Die Rhythmus-Revolution

Mit seinem Schlagzeugspiel definierte er die Popmusik neu: Am 22. Januar verstarb Jaki Liebezeit. Ein Nachruf

Vor zwanzig Jahren erlebte der Free Jazz eine ungeahnte Renaissance, die immerhin dazu führte, dass diese Außenseitermusik par exellence sich dauerhaft im Kanon der Popkultur etablieren konnte. Aber einer machte da nicht mit, das war Jaki Liebezeit. Damals sprach sich schnell rum, dass Liebezeit ein Jazzpionier war, er war zwischen 1965 und 1968, in hochdramatischen Jahren also, an allen wichtigen europäischen Free-Jazz-Ereignissen beteiligt, spielte hier in Köln mit Manfred Schoof und dem Globe Unity Orchestra. Auf Fragen zu dieser Zeit reagierte Liebezeit achselzuckend bis brüsk. Er verweigerte sich der Kanonisierung.

 

Leisten konnte er sich das, weil er an einer anderen Revolution teilgenommen hat. Ja, natürlich, Can, deren Schlagzeuger er war und deren Geschichte bis zum Überdruss erzählt worden ist. Aber man kann sich das nicht häufig genug vor Augen führen: Ihre Musik war eine rhythmische — und dann erst eine klangästhetische Revolution. Ein ganz simpler Vergleich demonstriert das schlagend: Man höre »Orange County Lumber Truck«, ein wirklich tolles Stück von Frank Zappas Mothers of Invention, das die Hippies durch seinen monoton durchgehaltenen Groove und sein konzentriertes Gitarrensoli zum Freak-Out brachte — und danach »You Doo Right« von Can. Beide Stücke entstanden 1968. Man glaubt es nicht. »You Doo Right« rauscht aus einer anderen Galaxie heran und verkörpert immer noch pure Gegenwart. Ein organisch pulsierendes Stück, das ganz Rhythmus ist, aus dem alles Weitere erwächst. Der Rhythmus als Melodie-Generator. Nicht nur Body, sondern auch Soul, und aus Body und Soul entsteht überhaupt erst Mind.

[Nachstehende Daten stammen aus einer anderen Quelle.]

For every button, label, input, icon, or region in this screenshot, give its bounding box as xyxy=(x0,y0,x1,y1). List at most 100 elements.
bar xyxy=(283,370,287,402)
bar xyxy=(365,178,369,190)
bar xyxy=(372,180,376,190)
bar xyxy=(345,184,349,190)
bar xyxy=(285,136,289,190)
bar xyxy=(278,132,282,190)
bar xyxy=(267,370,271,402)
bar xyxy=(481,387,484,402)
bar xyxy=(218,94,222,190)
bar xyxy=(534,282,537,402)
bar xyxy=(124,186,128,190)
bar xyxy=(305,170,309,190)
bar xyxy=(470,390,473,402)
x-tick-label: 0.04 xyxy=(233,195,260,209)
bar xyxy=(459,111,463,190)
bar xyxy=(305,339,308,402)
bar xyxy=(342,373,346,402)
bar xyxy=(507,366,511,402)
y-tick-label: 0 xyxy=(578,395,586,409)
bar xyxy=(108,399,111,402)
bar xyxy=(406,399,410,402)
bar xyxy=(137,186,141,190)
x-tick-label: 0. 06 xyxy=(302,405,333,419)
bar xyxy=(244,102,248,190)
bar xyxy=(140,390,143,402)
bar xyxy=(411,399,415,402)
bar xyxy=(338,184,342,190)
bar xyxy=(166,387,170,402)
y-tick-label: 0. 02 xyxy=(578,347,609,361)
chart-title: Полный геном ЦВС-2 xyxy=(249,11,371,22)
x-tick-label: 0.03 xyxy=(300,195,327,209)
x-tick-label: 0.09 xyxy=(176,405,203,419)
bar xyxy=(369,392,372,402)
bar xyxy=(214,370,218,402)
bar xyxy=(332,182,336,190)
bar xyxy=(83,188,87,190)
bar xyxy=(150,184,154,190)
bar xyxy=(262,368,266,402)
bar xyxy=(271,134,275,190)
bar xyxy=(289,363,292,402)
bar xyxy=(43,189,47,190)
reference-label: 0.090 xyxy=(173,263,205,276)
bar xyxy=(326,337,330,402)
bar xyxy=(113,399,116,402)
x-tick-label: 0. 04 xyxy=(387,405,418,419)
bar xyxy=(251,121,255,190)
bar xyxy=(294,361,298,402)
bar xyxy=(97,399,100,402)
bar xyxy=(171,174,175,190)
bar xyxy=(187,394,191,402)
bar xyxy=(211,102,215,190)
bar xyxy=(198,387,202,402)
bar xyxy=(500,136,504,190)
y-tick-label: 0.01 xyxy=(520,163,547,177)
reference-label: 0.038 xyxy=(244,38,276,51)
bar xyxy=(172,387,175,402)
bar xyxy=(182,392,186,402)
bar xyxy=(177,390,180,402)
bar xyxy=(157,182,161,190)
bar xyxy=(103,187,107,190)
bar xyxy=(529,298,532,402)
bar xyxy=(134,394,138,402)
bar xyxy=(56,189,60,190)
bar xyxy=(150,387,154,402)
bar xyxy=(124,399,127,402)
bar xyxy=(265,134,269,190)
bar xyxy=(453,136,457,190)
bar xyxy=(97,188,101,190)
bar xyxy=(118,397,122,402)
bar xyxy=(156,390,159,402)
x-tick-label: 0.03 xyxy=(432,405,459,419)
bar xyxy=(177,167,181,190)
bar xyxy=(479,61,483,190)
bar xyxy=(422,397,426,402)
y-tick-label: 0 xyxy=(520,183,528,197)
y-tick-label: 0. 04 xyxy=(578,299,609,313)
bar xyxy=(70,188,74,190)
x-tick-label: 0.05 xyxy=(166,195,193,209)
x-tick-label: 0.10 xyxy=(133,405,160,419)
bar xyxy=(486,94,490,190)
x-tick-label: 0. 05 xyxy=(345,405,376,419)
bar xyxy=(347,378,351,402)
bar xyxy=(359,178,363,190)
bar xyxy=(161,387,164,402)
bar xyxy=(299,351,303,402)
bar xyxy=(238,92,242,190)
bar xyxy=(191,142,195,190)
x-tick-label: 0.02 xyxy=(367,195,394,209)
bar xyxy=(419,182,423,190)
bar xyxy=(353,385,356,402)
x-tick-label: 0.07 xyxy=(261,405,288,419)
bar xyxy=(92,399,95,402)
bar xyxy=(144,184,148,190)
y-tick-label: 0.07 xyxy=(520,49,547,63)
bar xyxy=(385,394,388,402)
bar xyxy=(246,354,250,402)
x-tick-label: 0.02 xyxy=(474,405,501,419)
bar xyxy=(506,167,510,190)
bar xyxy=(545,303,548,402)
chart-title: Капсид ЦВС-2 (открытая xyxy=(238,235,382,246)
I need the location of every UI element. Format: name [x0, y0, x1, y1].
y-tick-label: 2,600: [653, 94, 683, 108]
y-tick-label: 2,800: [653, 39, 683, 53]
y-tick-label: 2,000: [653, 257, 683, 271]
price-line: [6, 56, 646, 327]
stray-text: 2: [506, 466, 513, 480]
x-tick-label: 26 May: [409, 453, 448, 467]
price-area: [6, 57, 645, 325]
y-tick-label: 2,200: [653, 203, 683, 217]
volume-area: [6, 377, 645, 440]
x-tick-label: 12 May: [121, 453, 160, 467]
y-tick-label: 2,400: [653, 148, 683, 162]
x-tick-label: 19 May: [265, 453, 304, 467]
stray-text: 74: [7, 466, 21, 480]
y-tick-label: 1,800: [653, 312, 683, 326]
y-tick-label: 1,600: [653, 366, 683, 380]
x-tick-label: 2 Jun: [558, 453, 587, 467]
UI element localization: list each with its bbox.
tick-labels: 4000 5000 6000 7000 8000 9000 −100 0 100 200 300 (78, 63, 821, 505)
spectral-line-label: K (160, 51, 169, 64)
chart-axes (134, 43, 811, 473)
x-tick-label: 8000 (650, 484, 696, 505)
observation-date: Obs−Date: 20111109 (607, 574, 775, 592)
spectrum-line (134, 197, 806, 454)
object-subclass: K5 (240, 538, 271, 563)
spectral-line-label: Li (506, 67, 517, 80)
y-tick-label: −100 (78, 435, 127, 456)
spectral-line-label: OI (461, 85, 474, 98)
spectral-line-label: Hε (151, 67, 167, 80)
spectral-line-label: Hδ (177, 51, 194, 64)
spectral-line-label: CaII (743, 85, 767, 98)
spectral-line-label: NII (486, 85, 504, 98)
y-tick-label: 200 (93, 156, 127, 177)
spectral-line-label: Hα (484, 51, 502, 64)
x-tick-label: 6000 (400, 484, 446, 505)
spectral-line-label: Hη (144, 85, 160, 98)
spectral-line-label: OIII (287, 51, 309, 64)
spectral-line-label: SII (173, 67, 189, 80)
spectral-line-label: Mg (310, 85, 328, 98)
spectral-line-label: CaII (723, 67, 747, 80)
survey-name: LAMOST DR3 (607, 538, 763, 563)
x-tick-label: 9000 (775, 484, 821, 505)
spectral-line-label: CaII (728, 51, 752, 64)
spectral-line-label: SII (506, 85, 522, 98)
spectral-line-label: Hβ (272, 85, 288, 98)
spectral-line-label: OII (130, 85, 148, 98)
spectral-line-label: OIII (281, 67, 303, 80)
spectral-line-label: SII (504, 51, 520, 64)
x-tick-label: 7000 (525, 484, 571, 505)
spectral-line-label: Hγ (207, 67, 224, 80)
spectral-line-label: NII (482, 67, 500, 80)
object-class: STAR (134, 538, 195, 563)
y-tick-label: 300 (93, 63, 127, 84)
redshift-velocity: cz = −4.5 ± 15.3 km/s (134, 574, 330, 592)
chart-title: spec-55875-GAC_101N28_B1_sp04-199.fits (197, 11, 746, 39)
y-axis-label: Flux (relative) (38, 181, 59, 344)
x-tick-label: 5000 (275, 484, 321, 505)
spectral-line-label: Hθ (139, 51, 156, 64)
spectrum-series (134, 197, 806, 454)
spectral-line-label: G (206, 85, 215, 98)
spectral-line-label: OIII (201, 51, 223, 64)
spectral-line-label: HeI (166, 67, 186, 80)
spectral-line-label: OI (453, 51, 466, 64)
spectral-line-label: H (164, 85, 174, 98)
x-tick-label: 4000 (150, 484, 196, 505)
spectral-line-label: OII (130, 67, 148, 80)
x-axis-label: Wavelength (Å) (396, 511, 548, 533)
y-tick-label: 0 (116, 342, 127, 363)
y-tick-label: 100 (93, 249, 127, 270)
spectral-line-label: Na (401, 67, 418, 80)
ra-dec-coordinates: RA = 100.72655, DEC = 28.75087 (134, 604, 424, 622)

Das war nicht nur das Werk von Liebezeit, aber er hatte daran entscheidenden Anteil. Das wusste er, und er hängte es nie an die große Glocke.

 

Er war der Studiomusiker für die ganz Großen und der Trommelfürst der Südstadt, auch dazwischen liegen Welten, aber darum hat er sich schon nicht mehr geschert. Unprätentiös, uneitel, immer für die nächste Session zu haben. Seine Zusammenarbeit mit Burnt Friedmann — später seine Duos mit Joseph Suchy und Marcus Schmickler — verhalfen ihm zu einem singulären Alterswerk. Ob ihn das gekümmert hat? Er hatte da schon auf Bass Drum und Hi-Hat verzichtet, die Füße blieben buchstäblich auf dem Boden, er hatte sich von jeder Rock-Dynamik verabschiedet und spielte eine selbstausgedachte (so muss das sein!) Weltmusik. Sein Trommeln klang jetzt zeitlich völlig losgelöst, unverrückbar, unerschütterliche Präsenz behauptend. Umso erschütternder sein Tod. Er hat kein unvollendetes Werk hinter-lassen, was er sagen wollte, hatte er gesagt. Das mag ein kleiner Trost sein. Aber es wiegt nicht das auf, was fehlt.